1   large parsnip, peeled and chopped into large pieces
1   rabbit
2   heads of garlic
some   olive oil
some   salt and pepper
lb mushrooms
2 tablespoons butter
3   chopped shallots
1 oz dried porcini mushrooms
1 cup white wine
2 cups mushroom soaking water
3 cups chicken stock
2 tablespoons chopped fresh parsley

Posted by Caroline on Mar 1, 2012


Soak the dried porcini mushrooms in 2 cups hot water. Cut the rabbit into serving pieces and salt well.
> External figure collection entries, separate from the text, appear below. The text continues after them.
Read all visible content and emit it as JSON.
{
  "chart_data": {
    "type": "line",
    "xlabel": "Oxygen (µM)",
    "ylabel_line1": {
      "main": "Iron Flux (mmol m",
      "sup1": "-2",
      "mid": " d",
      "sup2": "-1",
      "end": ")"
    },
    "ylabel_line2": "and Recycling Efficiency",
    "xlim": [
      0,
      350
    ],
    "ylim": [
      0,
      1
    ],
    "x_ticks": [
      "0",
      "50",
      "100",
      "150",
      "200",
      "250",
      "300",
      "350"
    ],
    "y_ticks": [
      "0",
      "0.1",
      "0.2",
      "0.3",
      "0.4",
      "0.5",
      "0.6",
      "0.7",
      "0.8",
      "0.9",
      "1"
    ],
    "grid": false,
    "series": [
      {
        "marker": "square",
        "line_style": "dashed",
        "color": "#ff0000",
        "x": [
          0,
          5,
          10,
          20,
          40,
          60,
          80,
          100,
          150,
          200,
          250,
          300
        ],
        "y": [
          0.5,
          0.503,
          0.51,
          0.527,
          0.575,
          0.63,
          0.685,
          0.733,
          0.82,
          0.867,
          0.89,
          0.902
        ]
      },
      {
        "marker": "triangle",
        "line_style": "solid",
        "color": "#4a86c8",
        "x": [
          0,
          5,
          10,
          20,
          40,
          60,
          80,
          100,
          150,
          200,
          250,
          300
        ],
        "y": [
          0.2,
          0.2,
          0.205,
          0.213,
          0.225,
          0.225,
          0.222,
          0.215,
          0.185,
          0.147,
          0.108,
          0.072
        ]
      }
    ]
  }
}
Preheat the oven to 375°F. Slice the top third off the heads of garlic and drizzle the olive oil over them. Wrap the heads loosely in foil and bake for 45 min. Set aside to cool. Chop off the tough ends of the mushroom stems and either discard or save for stock. Roughly chop the mushrooms and set aside. Dice the porcini. Pour the porcini soaking water though a paper towel into another bowl. Reserve the liquid. Heat a thick-bottomed large pot on high heat for 1 minute. Add the mushrooms and shake the pot. Stirring continuously, dry sauté the mushrooms until they release their water. Turn the heat down to medium-high. Salt the mushrooms lightly. Add the butter to the pot. When the butter melts, turn the heat down to medium. Pat the rabbit pieces dry and place in the pan. Brown the pieces well on all sides. Remove the rabbit pieces from the pot and set aside. Increase the the heat to medium-high and add the shallots to the pot. Sauté until the shallots about 3 minutes. While the shallots are cooking, squeeze the roasted garlic into the mushroom soaking water you have strained, then whisk it together. Add the white wine to the shallots in the pot. Add the mushroom-roasted garlic mixture and the stock and stir to combine. Add all the mushrooms, the rabbit and the parsnips and bring everything to a bare simmer. Simmer gently for 90 minutes. You want the meat to be close to falling off the bone. Stir in the parsley.